A Sad Look

If I left

Would you feel

Quite bereft?

Would you know

Where I might

Choose to go?

Maybe you’ll

Think of me,

Wonder what

Came to be?

Ask the sky,

Where is he?

So far gone

You can’t see

Distant light?

Could he be

Lost at night?

Doesn’t sound

At all right.

Once so close,

Spirits tight,

Not so now,

Burning fright.

Moves quite deft

Flames burn bright

Hide the theft

Soon now, no

Chances left?


Author’s Note: Most of this popped into my head late one night when I was sick recently, I think the combination of being up late and being in a daze from medication brought several sad thoughts to the forefront of my mind and then onto a notepad. With a few extra lines and just a little polishing up, this is the result. The title refers to how some people get a look on their face when they’re feeling sad. As for the poem, it’s sort of an exploration of loneliness, with the character wondering whether it would be better to cut their losses and stay alone vice tough things out for another chance. It seems like they’re going to tough it out, since they seem to be very concerned about how much a certain person or persons might miss them.

As an aside, from a structure standpoint, I was inspired in some small part by the blink-182 song “Dammit.” The verses in that song consist of lines that are only 3 syllables long: the result is that a message is sent in fewer words than it might otherwise be, which to me makes that message feel more emotional. That’s sort of how this poem felt, a bunch of emotions hitting the page at a rapid pace.

Tidal Force

Getting better all the time,

Space between worlds increasing.

Quiet times, all on my own

Thoughts inexorably moved

Your direction, past memories

Unfulfilled plans, future dreams.

Invisible force pulls like

Moon pulls blue ocean waters,

Tranquility disturbed as

Waves crash up against the shore,

Waiting for change in the tides.


Author’s Note: This is meant to address how hard it can be, at times, to have friendships (or relationships) separated by large distances. The clash between the first two lines is intentional: sometimes it seems like there’s a bit of a paradox, where when you help your friend with a problem, or vice-versa, your connection is enhanced but then as the problem fades away, it seems like that connection may also fade away for a time. There might be less time to do whatever long-distance hangouts you had enjoyed, but many things remind you of past fun times and whatever additional things you had hoped to do together in the future. At times it can seem like some unreachable, unfeeling, invisible thing is pulling on you, perhaps even disrupting your regular situation. My science side took over here as I thought about how the moon’s gravity pulls on the earth’s oceans and creates tides; but there is no ocean on the moon to be pulled upon by the earth’s gravity. But in truth, both sides are affected or else they never would have been friends to begin with, and eventually some change may help them along.

Red Balloon

heart feels so heavy

pulling spirits down to earth

where’s my red balloon?


Author’s Note: This is a haiku I wrote when feeling down sometime back. I think the first line is kind of self-explanatory, like when you feel so sad it’s like you can’t even muster the energy to get up. At the time it also seemed like everything that might normally get my spirit rising was also getting held down with me. I once saw somewhere that one of the original aspects of haiku is the idea of having a juxtaposition of seemingly unrelated ideas, sort of an abrupt transition. The final line probably seems somewhat unrelated to the sadder feelings of the first two, although one might think a balloon could help (literally) lift someone’s spirits. In fact I had recently watched the Disney movie “Christopher Robin,” in which a red balloon was a rather important symbol. Both Christopher Robin’s childhood “friends” and his daughter held the balloon, which brought them such happiness and joy, but Christopher Robin was so mired in his unhappy life that he was completely unfazed by the balloon. Fortunately that changed in the end of the movie, so finding that metaphorical red balloon here would hopefully relieve the sadness expressed in the first two lines.

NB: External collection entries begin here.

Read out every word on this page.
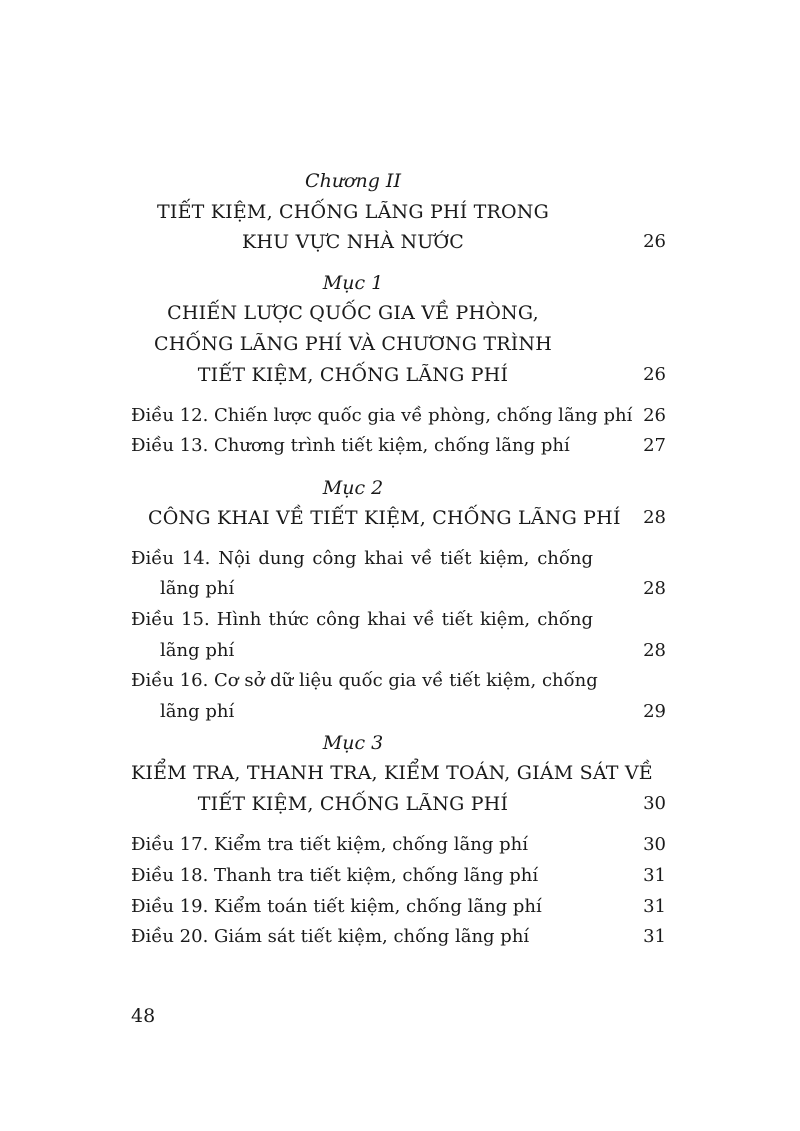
Chương II
TIẾT KIỆM, CHỐNG LÃNG PHÍ TRONG
KHU VỰC NHÀ NƯỚC	26
Mục 1
CHIẾN LƯỢC QUỐC GIA VỀ PHÒNG,
CHỐNG LÃNG PHÍ VÀ CHƯƠNG TRÌNH
TIẾT KIỆM, CHỐNG LÃNG PHÍ	26
Điều 12. Chiến lược quốc gia về phòng, chống lãng phí 26
Điều 13. Chương trình tiết kiệm, chống lãng phí	27
Mục 2
CÔNG KHAI VỀ TIẾT KIỆM, CHỐNG LÃNG PHÍ 28
Điều 14. Nội dung công khai về tiết kiệm, chống
lãng phí	28
Điều 15. Hình thức công khai về tiết kiệm, chống
lãng phí	28
Điều 16. Cơ sở dữ liệu quốc gia về tiết kiệm, chống
lãng phí	29
Mục 3
KIỂM TRA, THANH TRA, KIỂM TOÁN, GIÁM SÁT VỀ
TIẾT KIỆM, CHỐNG LÃNG PHÍ	30
Điều 17. Kiểm tra tiết kiệm, chống lãng phí	30
Điều 18. Thanh tra tiết kiệm, chống lãng phí	31
Điều 19. Kiểm toán tiết kiệm, chống lãng phí	31
Điều 20. Giám sát tiết kiệm, chống lãng phí	31
48
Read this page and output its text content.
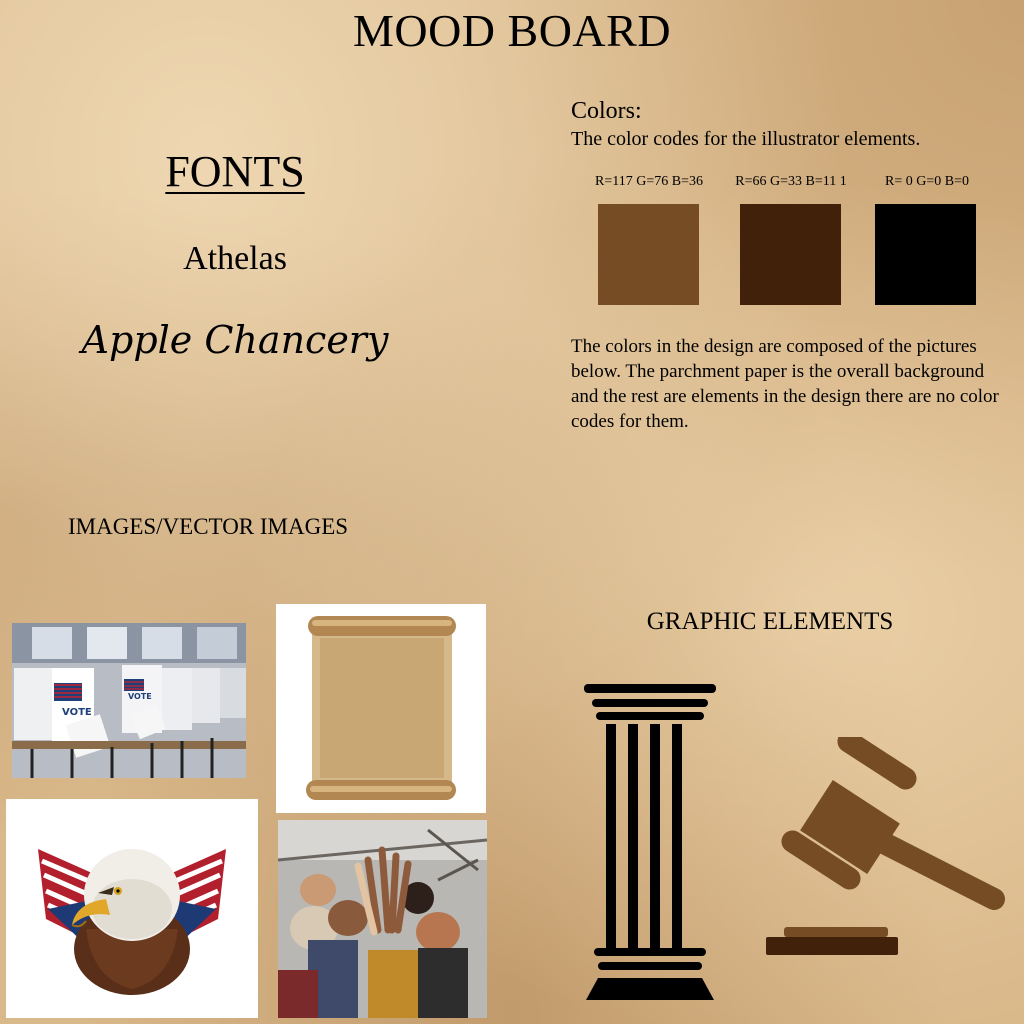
MOOD BOARD
FONTS
Athelas
Apple Chancery
Colors:
The color codes for the illustrator elements.
R=117 G=76 B=36	R=66 G=33 B=11 1	R= 0 G=0 B=0
The colors in the design are composed of the pictures below. The parchment paper is the overall background and the rest are elements in the design there are no color codes for them.
IMAGES/VECTOR IMAGES
GRAPHIC ELEMENTS
VOTE
VOTE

PS Apparently my notes on haiku are going to be much longer than the poems themselves!

Cloudburst

Step outside
Rain all around
Nowhere to hide
Storms surround

Water covers
Faces soak
Darkness hovers
Spirits broke

Lightning flash
Thunderous boom
Dreams smash
Fill with gloom

Clouds part
Rage through
Fresh start
Storms renew


Author note: This was inspired in part by watching one day as people at work struggled to get to their cars in the parking lot during a sudden, massive downpour. Some had some serious looks of dismay on their faces, probably that they had meetings to get to elsewhere on our compound and would now be showing up soaking wet. At the time I was also feeling kind of down, but as I jotted the first version of this down on a Post-It Note I remembered: a passing storm may seem violent, even destructive, to us but to nature it’s a form of a renewal.